# K Nearest Neighbour

## The KNN Algorithm
1) Load the data

2) Initialize K to your chosen number of neighbors

3) For each example in the data

    1) Calculate the distance between the query example and the current example from the data.
    2) Add the distance and the index of the example to an ordered collection

4) Sort the ordered collection of distances and indices from smallest to largest (in ascending order) by the distances

5) Pick the first K entries from the sorted collection

6) Get the labels of the selected K entries

7) If regression, return the mean of the K labels

8) If classification, return the mode of the K labels

## Implementation

In [1]:
"K-Nearest Neighbour"

import pandas as pd             #The Pandas Library for data analysis
from statistics import mode     #The statistics library for calculating modes


In [2]:
train=pd.read_csv('trainingdata.csv')      # read the csv file of training data
train.head()                               #Displays the first 5 lines of train

Unnamed: 0,rWC,rCh,Atom,Type
0,0.78,0.5,B,PT
1,0.9,0.67,Si,PT
2,0.97,0.65,Ga,PT
3,1.04,0.76,Al,PT
4,1.1,0.79,Ir,PT


We have to train data according to the rWC and rCh values and classify our atoms according to their Type.
So for x and y we choose the first and second columns. The python indices of this data would be 0 for the first column and 1 for the 2nd column.
and we have to classify them according to the column 4, whose index is 3.

In [3]:
#we choose training data using the iloc command

x=(train.iloc[:,0])          #for all rows we have put colon in rows place
y=(train.iloc[:,1])
c=train.iloc[:,3]


In [4]:
# Now we have our training data ready, so we import testing data arranged in the similar way

test=pd.read_csv('testdata.csv')
xtest=test.iloc[:,0]
ytest=test.iloc[:,1]

In [5]:
#Here we implement the K-nearest neighbour algorithm. for initial testing we choose k=5, but we may change its value depending on our data


k=5
success=0          #This is just a counter of successful testing

for j in range(len(xtest)):        # This loop runs for number of classifications we have to make (Rows of Testing data)
    dist=[[0]*len(x), [0]*len(x)]  # we reset the matrix dist every time we classify new point
    npx=xtest[j]                   # x-value of current point
    npy=ytest[j]                   # y-value of current point
    
    
    for i in range(1,len(x)):     # This loop calculates the distance of current point from each point of the testing data.
        dist[0][i]=(npx-float(x[i]))**2+(npy-float(y[i]))**2     #Distance formula
        dist[1][i]=str(c.iloc[i])                                #The atom type has been enlisted in front of calculated distance
    #dist = dist[dist[0, :].argsort()]
    
    
    list1, list2 = zip(*sorted(zip(dist[0], dist[1])))           # sorts the two sublists according to the ascending order of the values in dist[0] list
    klist=list2[:k]                                              # stores the first k classifications of the lists arranged in ascending order
    npc=mode(klist)                                              # calculates the mode of the k classifications
    print('Atom: ',test.iloc[j,2],'Classified as: ',npc)
    print('The original classification is: ',test.iloc[j,3])
    if (npc==test.iloc[j,3]):
        print('Successfull Prediction')
        success=success+1
    else:
        print('Failed Prediction')
Accuracy=success/len(xtest)
print('Thus Accuracy of our model is :',Accuracy*100,'%')
if (Accuracy<0.9):
    print('We need more training data to train our model accurately')
else:
    print('Our Model is Accurate enough!')

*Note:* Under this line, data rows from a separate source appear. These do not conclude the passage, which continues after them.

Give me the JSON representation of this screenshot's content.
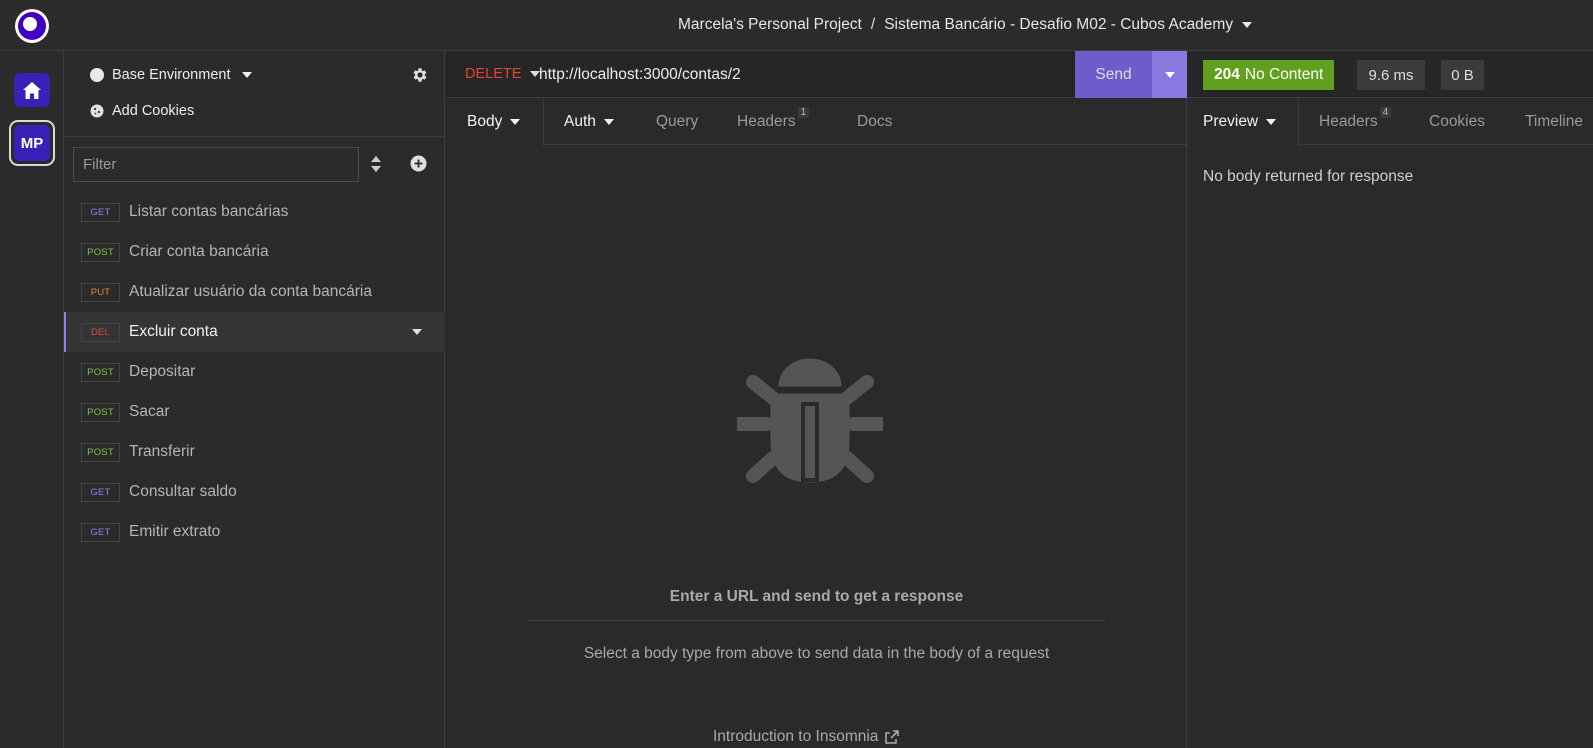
{
  "topbar": {
    "project": "Marcela's Personal Project",
    "separator": "/",
    "collection": "Sistema Bancário - Desafio M02 - Cubos Academy"
  },
  "rail": {
    "workspace_initials": "MP"
  },
  "sidebar": {
    "environment": "Base Environment",
    "add_cookies": "Add Cookies",
    "filter_placeholder": "Filter",
    "requests": [
      {
        "method": "GET",
        "name": "Listar contas bancárias",
        "color": "#8a7ef2"
      },
      {
        "method": "POST",
        "name": "Criar conta bancária",
        "color": "#7cc23a"
      },
      {
        "method": "PUT",
        "name": "Atualizar usuário da conta bancária",
        "color": "#e8862b"
      },
      {
        "method": "DEL",
        "name": "Excluir conta",
        "color": "#e0453c"
      },
      {
        "method": "POST",
        "name": "Depositar",
        "color": "#7cc23a"
      },
      {
        "method": "POST",
        "name": "Sacar",
        "color": "#7cc23a"
      },
      {
        "method": "POST",
        "name": "Transferir",
        "color": "#7cc23a"
      },
      {
        "method": "GET",
        "name": "Consultar saldo",
        "color": "#8a7ef2"
      },
      {
        "method": "GET",
        "name": "Emitir extrato",
        "color": "#8a7ef2"
      }
    ]
  },
  "request": {
    "method": "DELETE",
    "method_color": "#e0453c",
    "url": "http://localhost:3000/contas/2",
    "send_label": "Send",
    "tabs": {
      "body": "Body",
      "auth": "Auth",
      "query": "Query",
      "headers": "Headers",
      "headers_count": "1",
      "docs": "Docs"
    },
    "empty": {
      "title": "Enter a URL and send to get a response",
      "subtitle": "Select a body type from above to send data in the body of a request",
      "intro_link": "Introduction to Insomnia"
    }
  },
  "response": {
    "status_code": "204",
    "status_text": "No Content",
    "time": "9.6 ms",
    "size": "0 B",
    "tabs": {
      "preview": "Preview",
      "headers": "Headers",
      "headers_count": "4",
      "cookies": "Cookies",
      "timeline": "Timeline"
    },
    "body_message": "No body returned for response"
  },
  "icons": {
    "logo": "insomnia-logo-icon",
    "home": "home-icon",
    "gear": "gear-icon",
    "cookie": "cookie-icon",
    "sort": "sort-icon",
    "add": "plus-circle-icon",
    "bug": "bug-icon",
    "external": "external-link-icon"
  }
}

Atom:  X1 Classified as:  Alk
The original classification is:  Alk
Successfull Prediction
Atom:  X2 Classified as:  TM
The original classification is:  TM
Successfull Prediction
Atom:  X3 Classified as:  TM
The original classification is:  PT
Failed Prediction
Atom:  X4 Classified as:  TM
The original classification is:  TM
Successfull Prediction
Atom:  X5 Classified as:  Alk
The original classification is:  Alk
Successfull Prediction
Thus Accuracy of our model is : 80.0 %
We need more training data to train our model accurately


# Example

Here we test our algorithm on a dataset to predict if a student would pass or fail according to the number of hours a student spends on self study and the number of hours the students spends in tution.

In [6]:
data=pd.read_csv('Student-Pass-Fail-Data.csv')
data.head()

Unnamed: 0,Self_Study_Daily,Tution_Monthly,Pass_Or_Fail
0,7,27,1
1,2,43,0
2,7,26,1
3,8,29,1
4,3,42,0


The data has been imported and we need to separate the training and test data first.
For this purpose we use a library sklearn.model_selection.train_test_split

In [7]:
x=data.iloc[:,0:2]
c=data.iloc[:,2]
from sklearn.model_selection import train_test_split
xtrain1, xtest1, ctrain, ctest = train_test_split(x, c, test_size=0.33, random_state=42)

In [51]:
xtrain=xtrain1.iloc[:,0]
ytrain=xtrain1.iloc[:,1]
xtest=xtest1.iloc[:,0]
ytest=xtest1.iloc[:,1]

In [59]:
k=15
success=0          #This is just a counter of successful testing

for j in range(len(xtest)):        # This loop runs for number of classifications we have to make (Rows of Testing data)
    dist=[[0]*len(xtrain), [0]*len(xtrain)]  # we reset the matrix dist every time we classify new point
    npx=xtest.iloc[j]                   # x-value of current point
    npy=ytest.iloc[j]                   # y-value of current point
    
    
    for i in range(len(xtrain)):     # This loop calculates the distance of current point from each point of the testing data.
        dist[0][i]=(float(npx)-float(xtrain.iloc[i]))**2+(float(npy)-float(ytrain.iloc[i]))**2     #Distance formula
        dist[1][i]=str(ctrain.iloc[i])                                #The atom type has been enlisted in front of calculated distance
    
    
    list1, list2 = zip(*sorted(zip(dist[0], dist[1])))           # sorts the two sublists according to the ascending order of the values in dist[0] list
    klist=list2[:k]                                              # stores the first k classifications of the lists arranged in ascending order
    npc=mode(klist)                                              # calculates the mode of the k classifications
    if (int(npc)==int(ctest.iloc[j])):
        #rint('Successfull Prediction')
        success=success+1
Accuracy=success/len(xtest)
print('The Accuracy of our model is :',Accuracy*100,'%')
if (Accuracy<0.9):
    print('We need more training data to train our model accurately')
else:
    print('Our Model is Accurate enough!')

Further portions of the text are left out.